Bruins fans had a good reason to want to lock him up

  • Don’t worry Blues Fans !
  • Jordan didn’t get arrested for real.
  • In fact, he’s about to get a pretty significant raise.
  • Binnington’s pedestrian .914 playoff save percentage and 2.46 goals-against average doesn’t quite do his post-season performance justice.

“He’s going to earn a big pay raise this summer and we’re looking forward to paying him.”

  • That isn’t something you’ll hear many sports executives exclaim publicly, but that’s exactly what St. Louis Blues general manager Doug Armstrong said of Jordan Binnington one day after the rookie goaltender led the team to its first Stanley Cup championship.

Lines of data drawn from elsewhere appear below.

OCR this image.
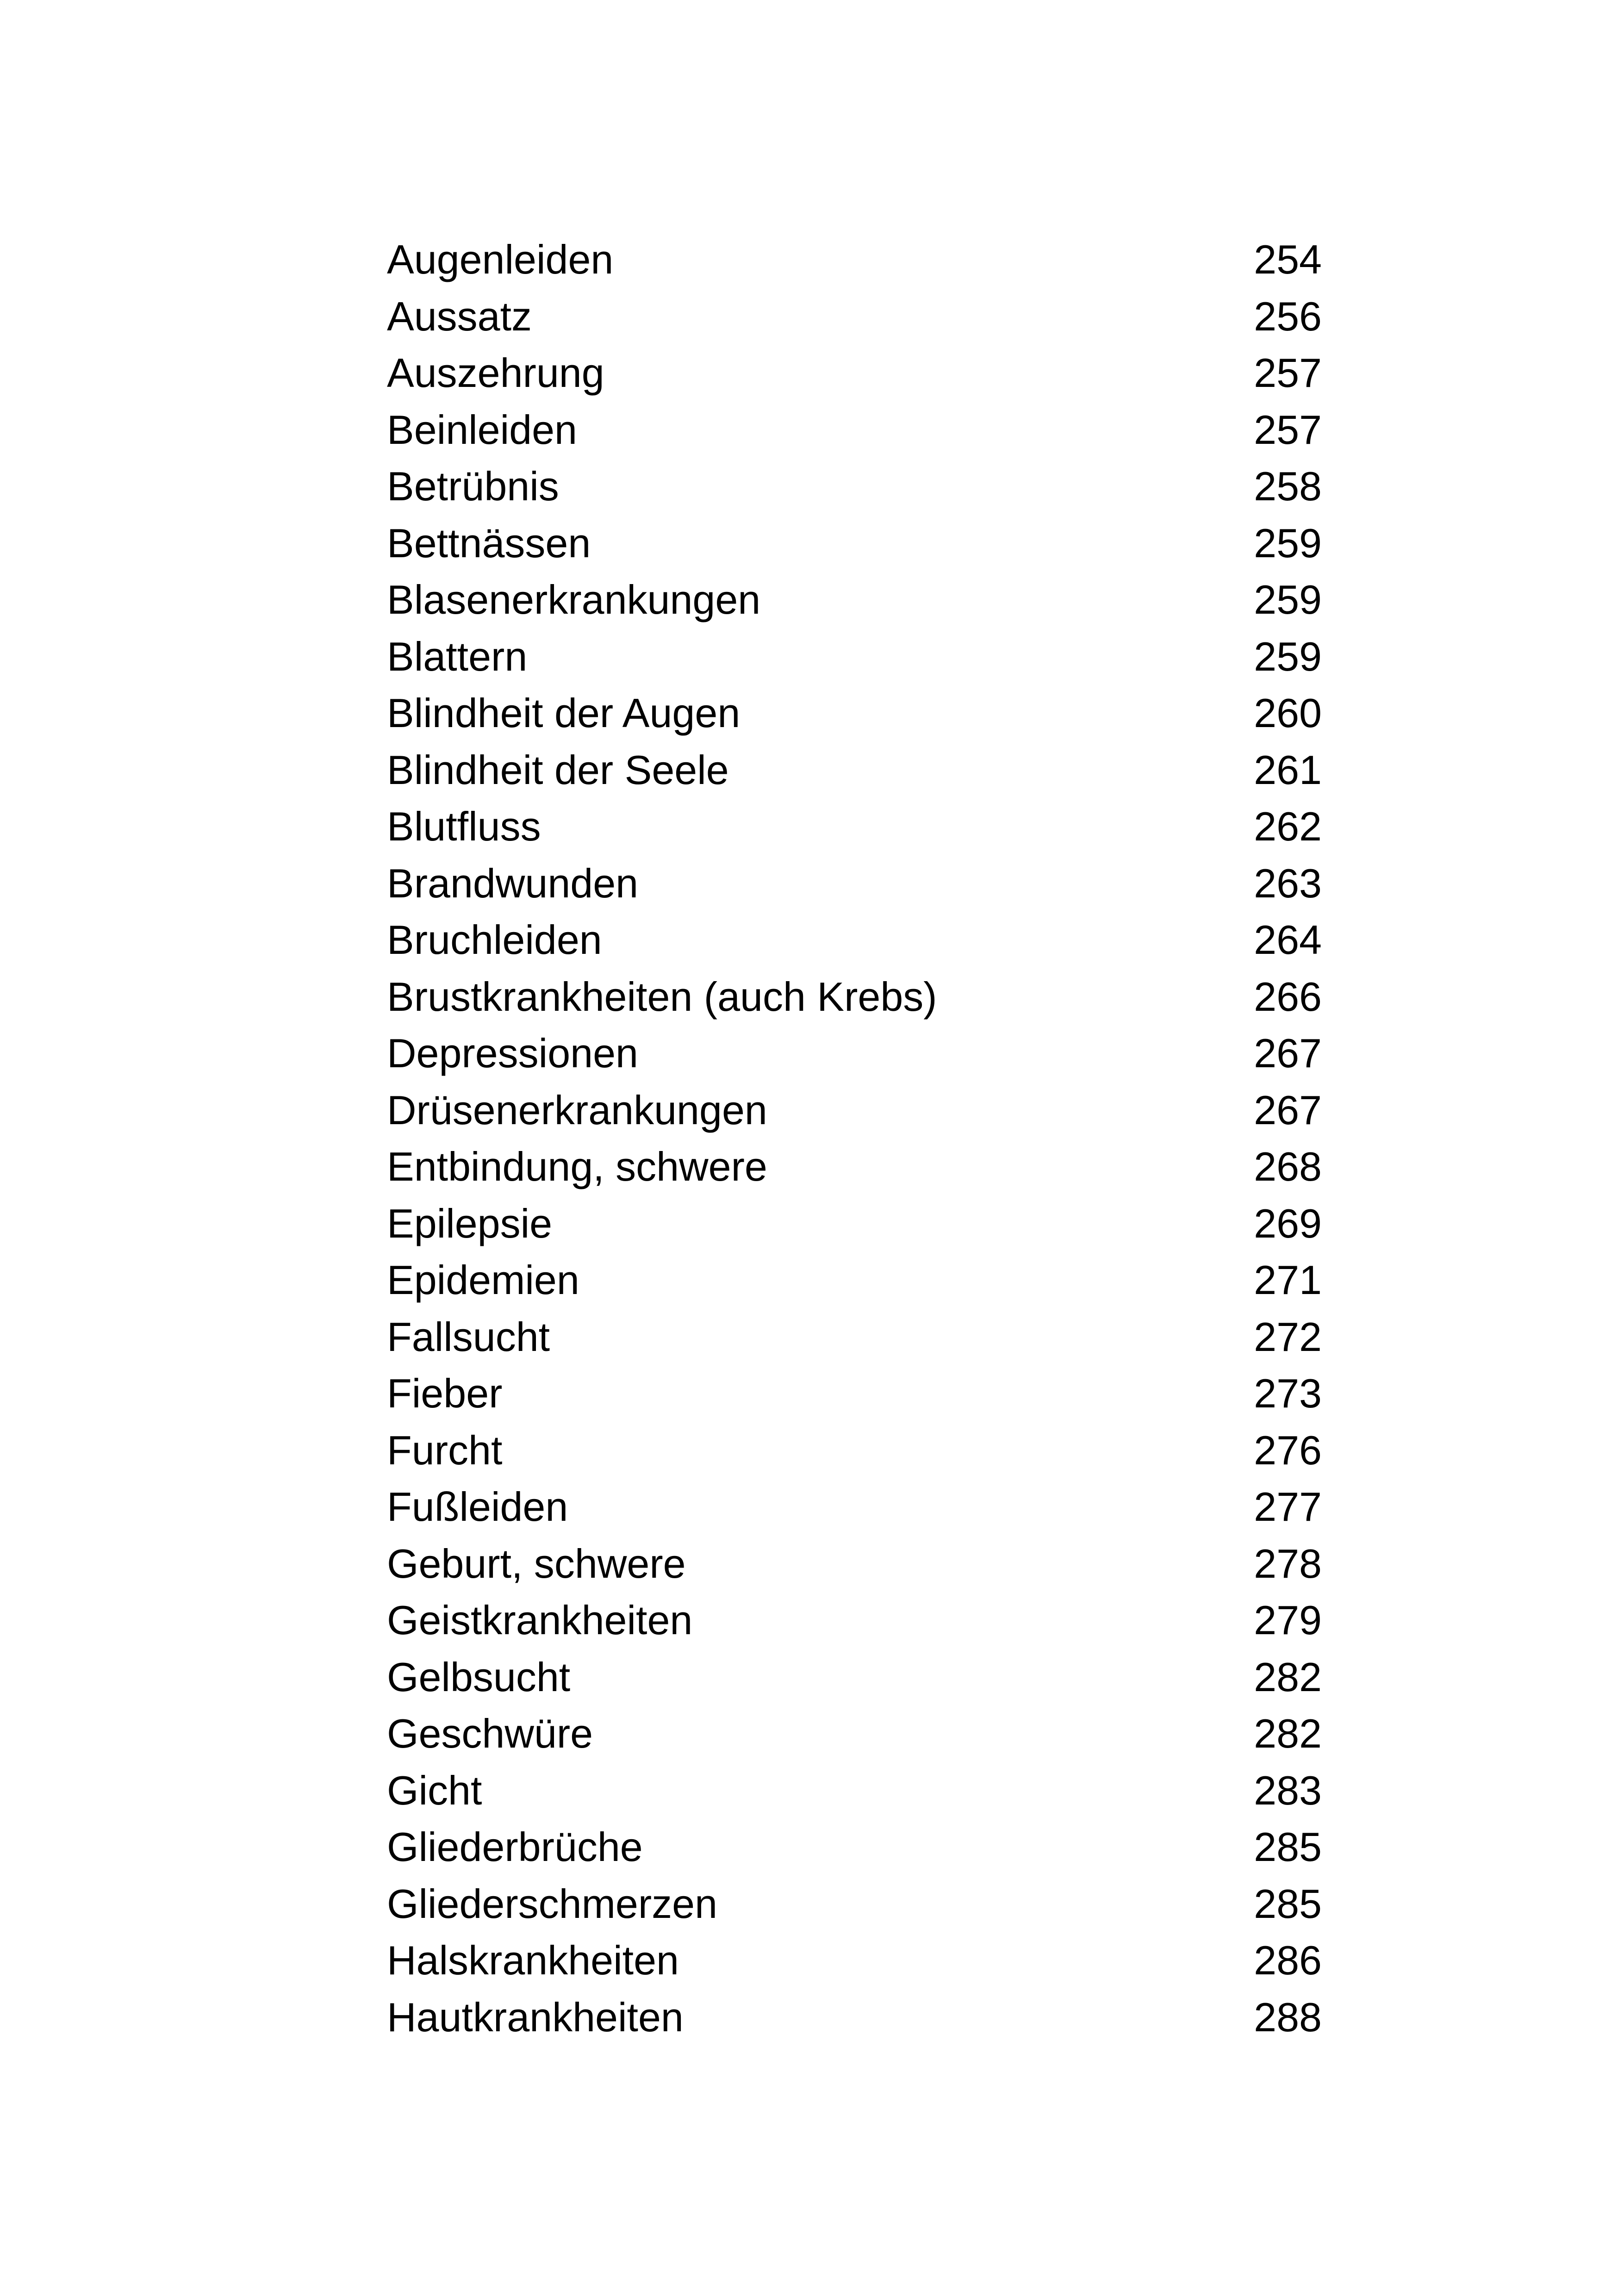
Augenleiden	254
Aussatz	256
Auszehrung	257
Beinleiden	257
Betrübnis	258
Bettnässen	259
Blasenerkrankungen	259
Blattern	259
Blindheit der Augen	260
Blindheit der Seele	261
Blutfluss	262
Brandwunden	263
Bruchleiden	264
Brustkrankheiten (auch Krebs)	266
Depressionen	267
Drüsenerkrankungen	267
Entbindung, schwere	268
Epilepsie	269
Epidemien	271
Fallsucht	272
Fieber	273
Furcht	276
Fußleiden	277
Geburt, schwere	278
Geistkrankheiten	279
Gelbsucht	282
Geschwüre	282
Gicht	283
Gliederbrüche	285
Gliederschmerzen	285
Halskrankheiten	286
Hautkrankheiten	288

  • The 25-year-old Richmond Hill, Ont., native stopped 32 of 33 shots Wednesday and had a shutout going until Matt Grzelcyk went bar down on a futile goal with 2:10 remaining in the third period.

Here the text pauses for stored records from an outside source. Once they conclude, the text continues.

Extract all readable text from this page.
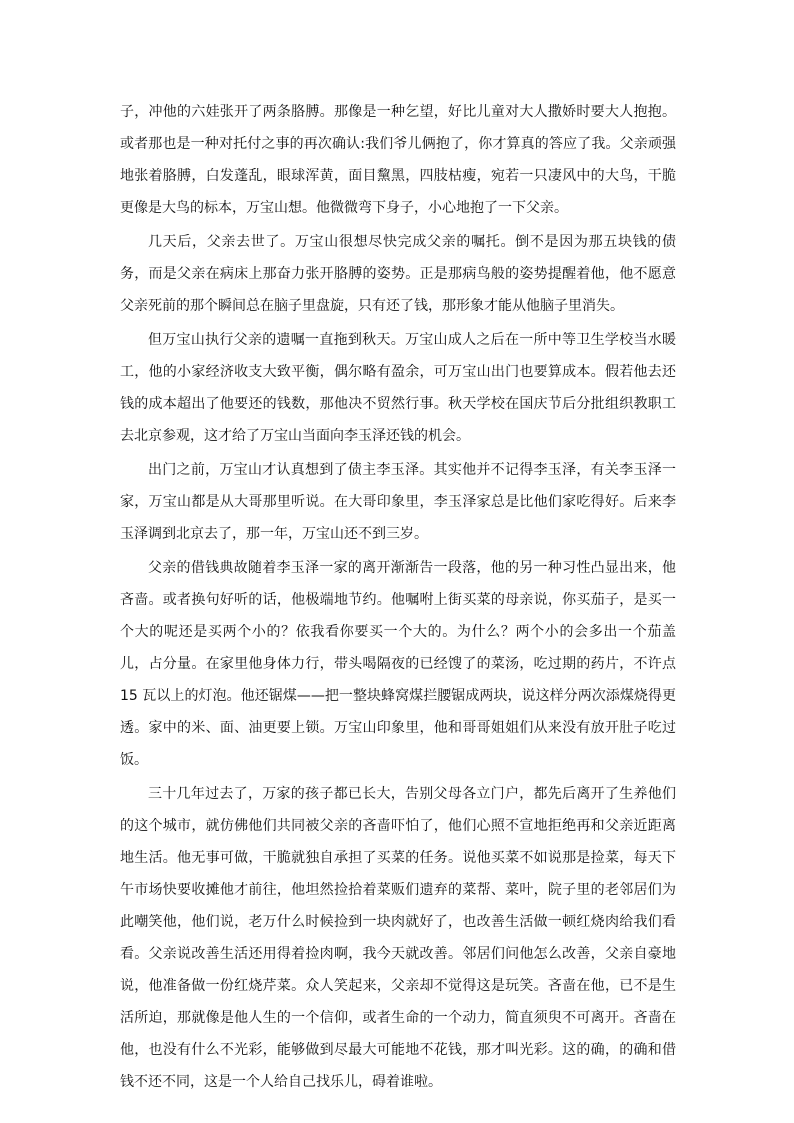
子，冲他的六娃张开了两条胳膊。那像是一种乞望，好比儿童对大人撒娇时要大人抱抱。或者那也是一种对托付之事的再次确认:我们爷儿俩抱了，你才算真的答应了我。父亲顽强地张着胳膊，白发蓬乱，眼球浑黄，面目黧黑，四肢枯瘦，宛若一只凄风中的大鸟，干脆更像是大鸟的标本，万宝山想。他微微弯下身子，小心地抱了一下父亲。

几天后，父亲去世了。万宝山很想尽快完成父亲的嘱托。倒不是因为那五块钱的债务，而是父亲在病床上那奋力张开胳膊的姿势。正是那病鸟般的姿势提醒着他，他不愿意父亲死前的那个瞬间总在脑子里盘旋，只有还了钱，那形象才能从他脑子里消失。

但万宝山执行父亲的遗嘱一直拖到秋天。万宝山成人之后在一所中等卫生学校当水暖工，他的小家经济收支大致平衡，偶尔略有盈余，可万宝山出门也要算成本。假若他去还钱的成本超出了他要还的钱数，那他决不贸然行事。秋天学校在国庆节后分批组织教职工去北京参观，这才给了万宝山当面向李玉泽还钱的机会。

出门之前，万宝山才认真想到了债主李玉泽。其实他并不记得李玉泽，有关李玉泽一家，万宝山都是从大哥那里听说。在大哥印象里，李玉泽家总是比他们家吃得好。后来李玉泽调到北京去了，那一年，万宝山还不到三岁。

父亲的借钱典故随着李玉泽一家的离开渐渐告一段落，他的另一种习性凸显出来，他吝啬。或者换句好听的话，他极端地节约。他嘱咐上街买菜的母亲说，你买茄子，是买一个大的呢还是买两个小的？依我看你要买一个大的。为什么？两个小的会多出一个茄盖儿，占分量。在家里他身体力行，带头喝隔夜的已经馊了的菜汤，吃过期的药片，不许点 15 瓦以上的灯泡。他还锯煤——把一整块蜂窝煤拦腰锯成两块，说这样分两次添煤烧得更透。家中的米、面、油更要上锁。万宝山印象里，他和哥哥姐姐们从来没有放开肚子吃过饭。

三十几年过去了，万家的孩子都已长大，告别父母各立门户，都先后离开了生养他们的这个城市，就仿佛他们共同被父亲的吝啬吓怕了，他们心照不宣地拒绝再和父亲近距离地生活。他无事可做，干脆就独自承担了买菜的任务。说他买菜不如说那是捡菜，每天下午市场快要收摊他才前往，他坦然捡拾着菜贩们遗弃的菜帮、菜叶，院子里的老邻居们为此嘲笑他，他们说，老万什么时候捡到一块肉就好了，也改善生活做一顿红烧肉给我们看看。父亲说改善生活还用得着捡肉啊，我今天就改善。邻居们问他怎么改善，父亲自豪地说，他准备做一份红烧芹菜。众人笑起来，父亲却不觉得这是玩笑。吝啬在他，已不是生活所迫，那就像是他人生的一个信仰，或者生命的一个动力，简直须臾不可离开。吝啬在他，也没有什么不光彩，能够做到尽最大可能地不花钱，那才叫光彩。这的确，的确和借钱不还不同，这是一个人给自己找乐儿，碍着谁啦。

  • Binnington, a pending restricted free agent with arbitration rights, is a finalist for the Calder Trophy as the league’s top rookie alongside Vancouver Canucks forward Elias Pettersson and Buffalo Sabres blue-liner Rasmus Dahlin.

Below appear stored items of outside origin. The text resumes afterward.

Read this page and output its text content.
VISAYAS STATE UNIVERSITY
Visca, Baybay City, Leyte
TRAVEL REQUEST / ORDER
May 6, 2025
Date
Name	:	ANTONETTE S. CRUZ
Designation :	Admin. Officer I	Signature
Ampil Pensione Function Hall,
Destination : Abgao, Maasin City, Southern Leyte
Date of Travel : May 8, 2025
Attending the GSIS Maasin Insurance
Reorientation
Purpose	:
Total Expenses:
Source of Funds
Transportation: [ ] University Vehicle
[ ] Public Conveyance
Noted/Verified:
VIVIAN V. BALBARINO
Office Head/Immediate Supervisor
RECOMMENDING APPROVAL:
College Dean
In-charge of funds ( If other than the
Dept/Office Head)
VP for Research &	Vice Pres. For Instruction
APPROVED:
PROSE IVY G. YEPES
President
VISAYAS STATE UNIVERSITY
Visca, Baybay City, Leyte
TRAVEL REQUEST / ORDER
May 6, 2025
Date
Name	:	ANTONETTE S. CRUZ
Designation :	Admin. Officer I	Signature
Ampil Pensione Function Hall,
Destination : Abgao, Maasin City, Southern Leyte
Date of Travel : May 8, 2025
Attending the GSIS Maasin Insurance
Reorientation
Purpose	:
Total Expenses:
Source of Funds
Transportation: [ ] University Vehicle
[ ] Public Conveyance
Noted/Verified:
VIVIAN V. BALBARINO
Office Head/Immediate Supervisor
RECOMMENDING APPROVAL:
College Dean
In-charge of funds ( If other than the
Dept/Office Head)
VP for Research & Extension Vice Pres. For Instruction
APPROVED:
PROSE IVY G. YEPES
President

  • While he may not be the favourite to win that trophy, his spot as a Calder finalist is made all the more impressive when you consider he didn’t make his first start until Jan. 7.
  • Binnington earned a 25-save shutout over the Philadelphia Flyers that night and carried that momentum all the way through to hoisting the Cup.

“The first game he gets a shutout in Philly and you’re hoping,” general manager Doug Armstrong said. “You keep watching and wondering, ‘Is this real?’ Water usually finds its level. Well, his water level is very high. I would say you’re into mid-February and March and he’s a rock of our team. … He’s a well-deserving champion.”